Earlier last month, residents of the Corentyne Coast were revolted at the rape-murder of Deokali Peter, an 18-year-old waitress. She had been gang-raped and left to die after her assailants tried to drown her in a canal at Port Mourant. There have been similar crimes of violence in other villages on the Corentyne. At Maida, three brothers broke into the home of 32-year-old Achama Madramootoo, dragged her to the backdam raping her repeatedly on the way, and drowned her in a canal in September 2003. At Warren, 16-year-old schoolgirl Roshini Pertabsingh was raped and killed in a home in June 2006.
Elsewhere, 18-year-old Anita Persaud of Good Faith, Mahaicony, in August 2001; Rohana Wilson, a 24-year-old mother of two of Mahdia, in October 2006; and 9-year-old Sade Stoby whose violated body was found a mere 500 metres from her home in the village of Mocha-Arcadia on the East Bank Demerara in November last year, have also been victims of rape-murders.

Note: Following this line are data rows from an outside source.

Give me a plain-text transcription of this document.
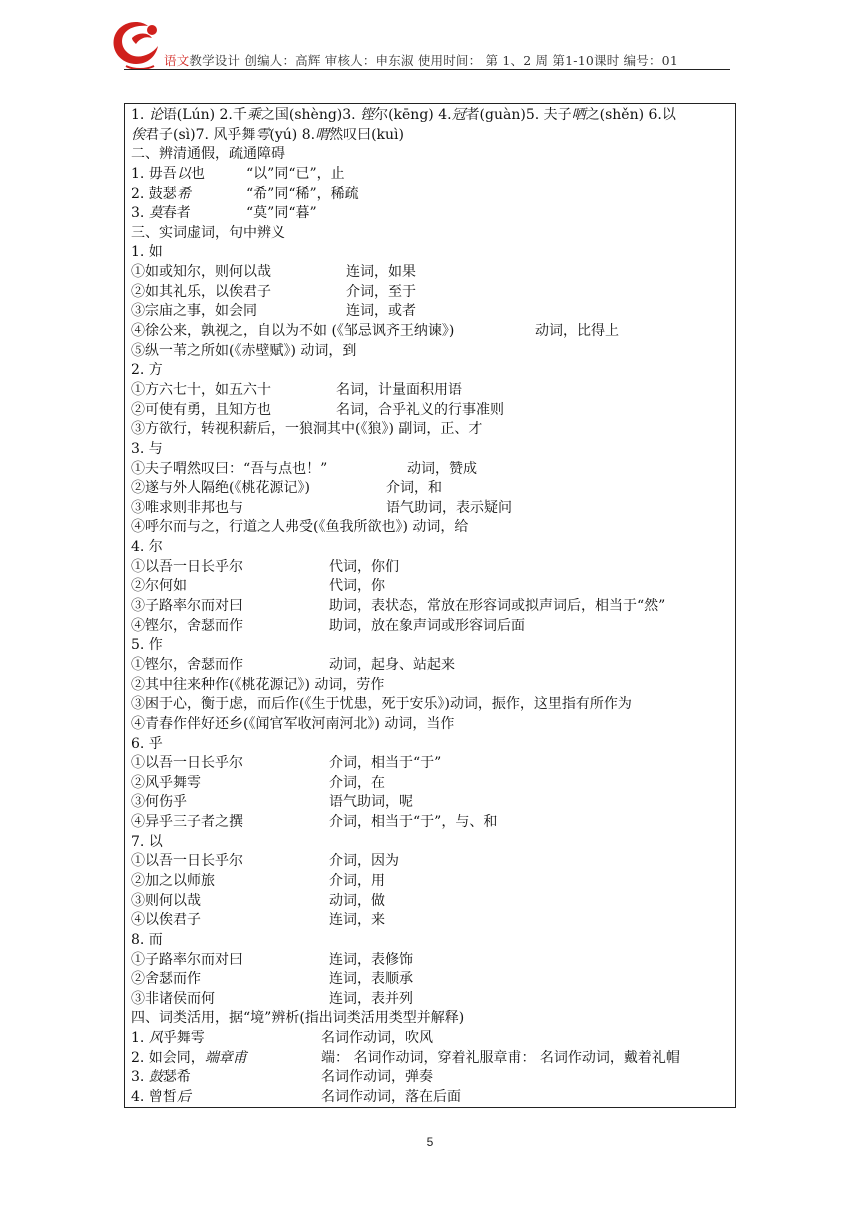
语文教学设计 创编人：高辉 审核人：申东淑 使用时间： 第 1、2 周 第1-10课时 编号：01
1. 论语(Lún) 2.千乘之国(shèng)3. 铿尔(kēng) 4.冠者(guàn)5. 夫子哂之(shěn) 6.以
俟君子(sì)7. 风乎舞雩(yú) 8.喟然叹曰(kuì)
二、辨清通假，疏通障碍
1. 毋吾以也	“以”同“已”，止
2. 鼓瑟希	“希”同“稀”，稀疏
3. 莫春者	“莫”同“暮”
三、实词虚词，句中辨义
1. 如
①如或知尔，则何以哉	连词，如果
②如其礼乐，以俟君子	介词，至于
③宗庙之事，如会同	连词，或者
④徐公来，孰视之，自以为不如 (《邹忌讽齐王纳谏》)	动词，比得上
⑤纵一苇之所如(《赤壁赋》) 动词，到
2. 方
①方六七十，如五六十	名词，计量面积用语
②可使有勇，且知方也	名词，合乎礼义的行事准则
③方欲行，转视积薪后，一狼洞其中(《狼》) 副词，正、才
3. 与
①夫子喟然叹曰：“吾与点也！”	动词，赞成
②遂与外人隔绝(《桃花源记》)	介词，和
③唯求则非邦也与	语气助词，表示疑问
④呼尔而与之，行道之人弗受(《鱼我所欲也》) 动词，给
4. 尔
①以吾一日长乎尔	代词，你们
②尔何如	代词，你
③子路率尔而对曰	助词，表状态，常放在形容词或拟声词后，相当于“然”
④铿尔，舍瑟而作	助词，放在象声词或形容词后面
5. 作
①铿尔，舍瑟而作	动词，起身、站起来
②其中往来种作(《桃花源记》) 动词，劳作
③困于心，衡于虑，而后作(《生于忧患，死于安乐》)动词，振作，这里指有所作为
④青春作伴好还乡(《闻官军收河南河北》) 动词，当作
6. 乎
①以吾一日长乎尔	介词，相当于“于”
②风乎舞雩	介词，在
③何伤乎	语气助词，呢
④异乎三子者之撰	介词，相当于“于”，与、和
7. 以
①以吾一日长乎尔	介词，因为
②加之以师旅	介词，用
③则何以哉	动词，做
④以俟君子	连词，来
8. 而
①子路率尔而对曰	连词，表修饰
②舍瑟而作	连词，表顺承
③非诸侯而何	连词，表并列
四、词类活用，据“境”辨析(指出词类活用类型并解释)
1. 风乎舞雩	名词作动词，吹风
2. 如会同，端章甫	端： 名词作动词，穿着礼服章甫： 名词作动词，戴着礼帽
3. 鼓瑟希	名词作动词，弹奏
4. 曾皙后	名词作动词，落在后面
5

Many of the assailants have been adolescents.
The list is long and bloody but, with all of this evidence, exactly what has the administration done? The Ministers of Education, Home Affairs, Legal Affairs, Human Services and Social Security and Culture, Youth and Sports must surely realise that something has gone wrong among the young. These ministers have the responsibility to remedy the problem. It should be clear, also, that some sort of study or inquiry should be initiated to determine the causes of this particular type of cruel criminal conduct.
The administration’s primary responsibility should be to ensure human security by protecting citizens and communities from criminal violence and by preserving vital freedoms to ensure people’s ability to live in dignity. Its cherished policies for community policing, neighbourhood policing and citizens’ security now seem to have been misdirected against some imaginary non-community threat when the real problems reside among the idle louts next door. Many women and girl children have become victims of violence in their own homes and communities.
Over the past 15 years, the administration has promulgated a National Youth Policy and sponsored an array of nice-sounding youth schemes – the Guyana Youth Development Association; National Youth Council; National Youth Parliament; President’s Youth Choice Initiative; President’s Youth Award Republic of Guyana; and the Youth Employment Scheme – for example. But it is clear that they have not been able to significantly improve employment opportunities or curb criminal activity among the young.
If the lives of the young are to be changed, and if women and children are to be saved from savagery of rape-murders such as those which have afflicted Wakenaam and elsewhere, the administration needs to refashion its patchwork youth policy. The problem will not go away of its own accord.